The E-Word is Empathy

Category: Weekly Columns

 

For many of us, the holidays are a mixed bag. We want to be happy and get into the spirit, but there often is a lot of baggage we carry with us. It may be sad memories from childhood. It may be sad consequences of divorce. Or, it may be loneliness. For me, it’s been a sense of a longing for a bigger family, as for much of my life my family unit was small. Most of us have it good and that is why I want to focus on empathy as a great way to cope, understand, and feel good.

I often like to quote Rabbi Joseph Telushkin’s mother who said, “The only happy people I know are people I don’t know very well.” Isn’t that the truth? Most people have problems but most people cover them up pretty well. Do you really know what is going on in the hearts and minds of those you perceive as being happy and/or doing well? Do your apparently rich neighbors, who get a new car every two years, actually carry extreme debt? Do you know what goes on in the bedrooms of those who seem so happy?

The answer is no, you don’t. With men, it can be even worse, since so many men bottle up their emotions or cope with their sorrows and frustrations with drink, abundant exercise, extra-marital flings, or the occasional toy that temporarily assuages that empty feeling. Women talk about their emotions and feeling, but are they telling their friends the whole story?

Growing up, I marveled at my mother’s ability to, within minutes of meeting a friend of mine, to find out something personal about him or her that I didn’t know. My mother had that ability to encourage people to open their hearts to her. It was because she cared, because she empathized. That ability eventually passed on to me and often people will declare something to the effect, “I can’t believe I just told you that!”

Caring about others is a gift. Caring about others allows you to reflect on your own blessings and, possibly, to offer a shoulder and/or a solution. Taking the time to really ask someone “How are you?” is beautiful. Asking a probing question of someone you know that might need to express something important is a way to show how much you care.
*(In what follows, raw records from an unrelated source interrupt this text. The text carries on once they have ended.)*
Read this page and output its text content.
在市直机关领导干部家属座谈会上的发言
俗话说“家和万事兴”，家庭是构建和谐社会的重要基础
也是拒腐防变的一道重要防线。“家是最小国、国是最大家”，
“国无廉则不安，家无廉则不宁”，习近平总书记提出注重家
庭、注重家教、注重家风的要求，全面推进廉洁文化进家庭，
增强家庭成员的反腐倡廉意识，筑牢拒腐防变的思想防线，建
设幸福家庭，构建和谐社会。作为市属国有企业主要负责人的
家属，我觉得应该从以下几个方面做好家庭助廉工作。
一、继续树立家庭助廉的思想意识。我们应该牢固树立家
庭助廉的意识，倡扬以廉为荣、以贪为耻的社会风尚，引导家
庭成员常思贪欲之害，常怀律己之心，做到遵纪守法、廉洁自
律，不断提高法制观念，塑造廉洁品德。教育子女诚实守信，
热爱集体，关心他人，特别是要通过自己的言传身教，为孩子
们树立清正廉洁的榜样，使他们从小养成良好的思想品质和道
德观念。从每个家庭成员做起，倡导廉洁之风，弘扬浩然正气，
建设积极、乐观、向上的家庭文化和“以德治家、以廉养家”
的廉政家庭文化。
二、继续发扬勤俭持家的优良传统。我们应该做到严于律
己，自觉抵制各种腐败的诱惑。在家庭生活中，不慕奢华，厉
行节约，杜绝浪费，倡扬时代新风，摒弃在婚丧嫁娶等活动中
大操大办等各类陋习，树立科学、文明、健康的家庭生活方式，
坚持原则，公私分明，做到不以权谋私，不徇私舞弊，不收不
A great way to bring things up and out is to open up yourself with something personal about you. You don’t have to declare your family’s deep dark secrets, but maybe just a hint of something that troubles you about the economy, a child, retirement, whatever. It will humanize you and allow the other person to share something they may want or need to talk about.

One of the best things I’ve found about getting older is getting better at living life. I’ve found that I no longer live for what may be, but instead life for what is. That means I don’t think that I will be happier if such-and-such happens, which is something I was guilty of in my younger years. I now enjoy exactly what I have and if something better comes into my life that is just frosting on my cake of life.
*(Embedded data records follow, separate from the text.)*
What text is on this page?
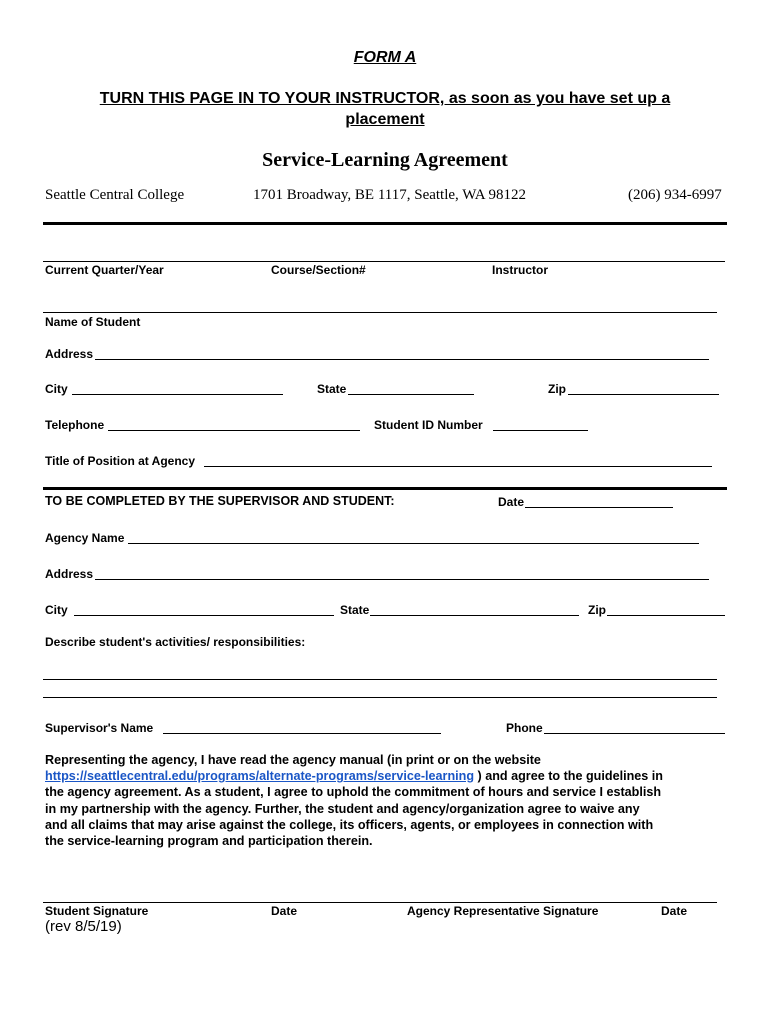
FORM A
TURN THIS PAGE IN TO YOUR INSTRUCTOR, as soon as you have set up a
placement
Service-Learning Agreement
Seattle Central College	1701 Broadway, BE 1117, Seattle, WA 98122	(206) 934-6997
Current Quarter/Year	Course/Section#	Instructor
Name of Student
Address
City	State	Zip
Telephone	Student ID Number
Title of Position at Agency
TO BE COMPLETED BY THE SUPERVISOR AND STUDENT:	Date
Agency Name
Address
City	State	Zip
Describe student's activities/ responsibilities:
Supervisor's Name	Phone
Representing the agency, I have read the agency manual (in print or on the website
https://seattlecentral.edu/programs/alternate-programs/service-learning ) and agree to the guidelines in
the agency agreement. As a student, I agree to uphold the commitment of hours and service I establish
in my partnership with the agency. Further, the student and agency/organization agree to waive any
and all claims that may arise against the college, its officers, agents, or employees in connection with
the service-learning program and participation therein.
Student Signature	Date	Agency Representative Signature	Date
(rev 8/5/19)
How liberating to no longer care about acquiring more possessions. This past year, as it turned out, I got two really special presents from my wife. Neither was expected, asked for, or on any list in my mind. The first was a really beautiful wedding ring. We had taken the care and time to get my wife a gorgeous ring but I didn’t really care about one for myself and we originally chose one of the first ones we saw.

My wife never liked that ring and when we found a beautiful ring on a trip to Morocco, we came back inspired to get a similar one in a design that mirrored my wife’s exquisite ring. I now look at my own ring every day with such gratitude. It’s enhanced my life but I was perfectly fine with my old one.

While working with our jeweler on this new ring, we noticed a truly magnificent watch in the display. My wife got that watch for my birthday this year. Now, I wear the ring and watch on my left finger and right hand, respectively, with great pride. But, I look at them as lovely enhancements to my life and marriage, not as anything I needed to feel whole.

Things don’t make us happy. People do. Experiences do. Who can you touch? Who can you help this holiday season? Take one day from your holiday plans and volunteer at a senior care facility. Bring your children. Brighten the day of a lonely elderly man or woman. Imagine how they feel! Empathize with their plight, their losses, and their needs.

This is what makes the holiday season bright. Giving back to the world and caring for people.